Las somatizaciones son un lugar común para explicar muchos procesos patológicos. Como el alma sufre, el cuerpo acusa el golpe. Ahora bien, ¿hay una relación entre el dolor físico y la capacidad de perdonar? Nosotros consideramos que sí es un catalizador. En el artículo lo explicaremos mejor e indicaremos cuáles son las alternativas que puedes aprovechar.

El dolor físico y la capacidad de perdonar

En primer lugar, has de tener en cuenta que estar sometido a estrés agarrota el cuerpo y lo pone en tensión. Es muy habitual la relación entre los infartos y hechos traumáticos. Las subidas de tensión también generan este tipo de problemas, de manera que has de teneros en cuenta.

Otro aspecto importante de la relación entre dolor físico y la capacidad de perdonar es que las personas que tienen algo dentro de estas características pueden desarrollar rabia con dolores de estómago. Por esta razón, y como principio general, convendría que resolvieras ese problema que has ido dejando. Muchas úlceras o problemas digestivos han tenido como catalizador esta situación.

La principal consecuencia de no perdonar es que una situación emocional queda estancada. No significa en absoluto que haya que dejar pasar las afrentas, pero si tu cuerpo se siente mal, el problema no está solo en lo que te han hecho. Además, y esto es fundamental, perdonar no implica volver a tener relación con la persona a la que perdonas. Es, ante todo, un acto de liberación que haces para ti.

¿Hay otros motivos?

Evidentemente, sí que los hay. Cuando hacemos un análisis de por qué hay una relación entre dolor físico y la capacidad de perdonar, siempre hay que plantearlo como una hipótesis, no como una relación unívoca porque los motivos de una enfermedad son varios. En cualquier caso, sí convendría señalar que los doctores son conscientes de que gran parte de los trastornos físicos y psicológicos están originados por razones psicosomáticas. Por lo tanto, todo lo que sea tener una vida más tranquila y con garantías redundará en tu salud.

En ningún momento, nuestra visión pretende ser simplista.
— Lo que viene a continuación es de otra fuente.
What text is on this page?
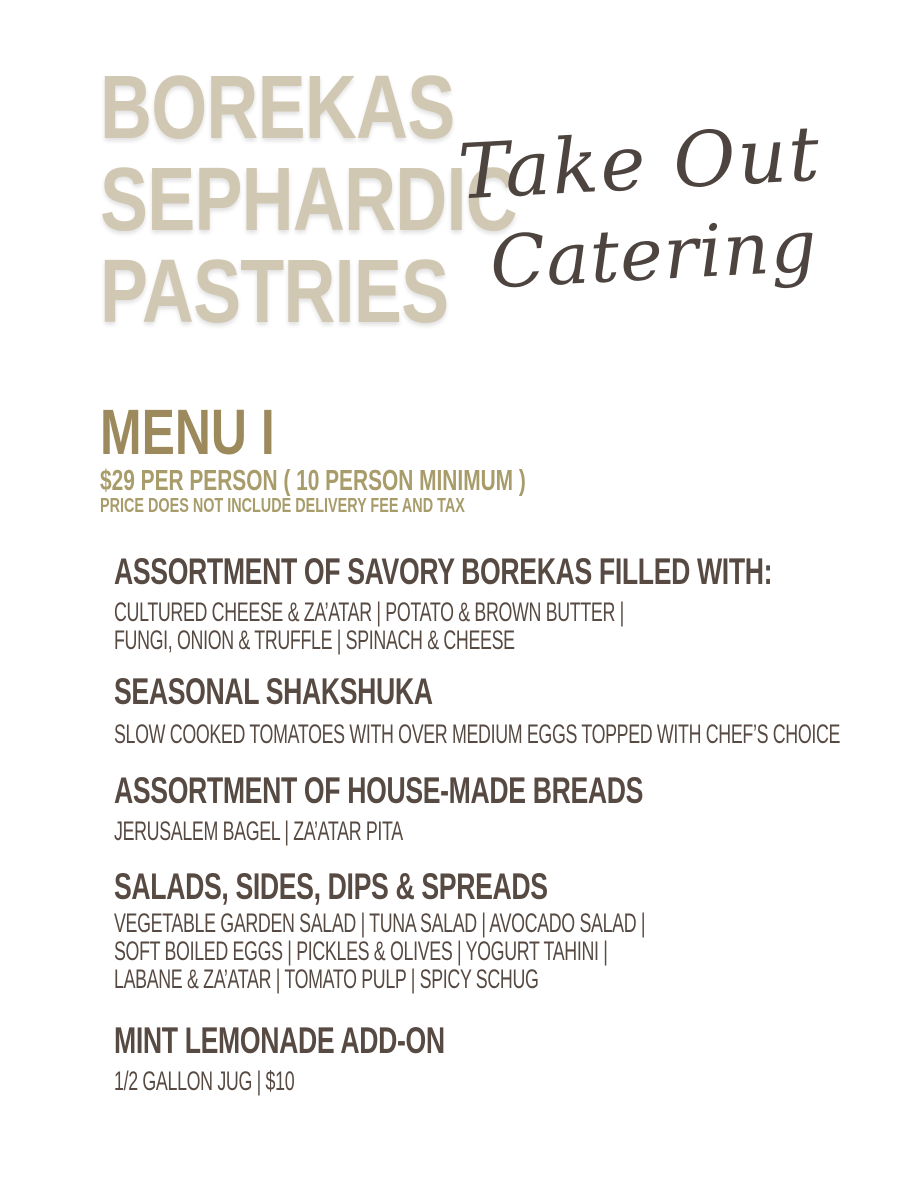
BOREKAS
SEPHARDIC
PASTRIES
Take Out
Catering
MENU I
$29 PER PERSON ( 10 PERSON MINIMUM )
PRICE DOES NOT INCLUDE DELIVERY FEE AND TAX
ASSORTMENT OF SAVORY BOREKAS FILLED WITH:
CULTURED CHEESE & ZA’ATAR | POTATO & BROWN BUTTER |
FUNGI, ONION & TRUFFLE | SPINACH & CHEESE
SEASONAL SHAKSHUKA
SLOW COOKED TOMATOES WITH OVER MEDIUM EGGS TOPPED WITH CHEF’S CHOICE
ASSORTMENT OF HOUSE-MADE BREADS
JERUSALEM BAGEL | ZA’ATAR PITA
SALADS, SIDES, DIPS & SPREADS
VEGETABLE GARDEN SALAD | TUNA SALAD | AVOCADO SALAD |
SOFT BOILED EGGS | PICKLES & OLIVES | YOGURT TAHINI |
LABANE & ZA’ATAR | TOMATO PULP | SPICY SCHUG
MINT LEMONADE ADD-ON
1/2 GALLON JUG | $10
Sabemos que los motivos que originan una enfermedad física son varios pero también que hay factores de riesgo. Está demostrado que las personas felices viven más años que las que no lo son y que tienen menos posibilidades de desarrollar determinadas dolencias.

Conclusión

Si concluimos que hay una relación clara entre dolor físico y la capacidad de perdonar, estaremos de acuerdo en que nosotros somos responsables de gran parte de las cosas que nos suceden. Saber por qué nos afecta tanto algo y saber liberarse del pasado es fundamental para ser felices. Sanar las heridas es importante para que, cuando aparezcan situaciones difíciles, no te duelan tanto. Esto es, precisamente, lo que podemos conseguir en Emocodificación y Sanación Genética. Tomar consciencia de lo que te sucede y liberarte es bueno para vivir una vida más plena. De esta forma, ganarás en salud psicológica y emocional, y eso repercutirá en el resto de las áreas de tu vida.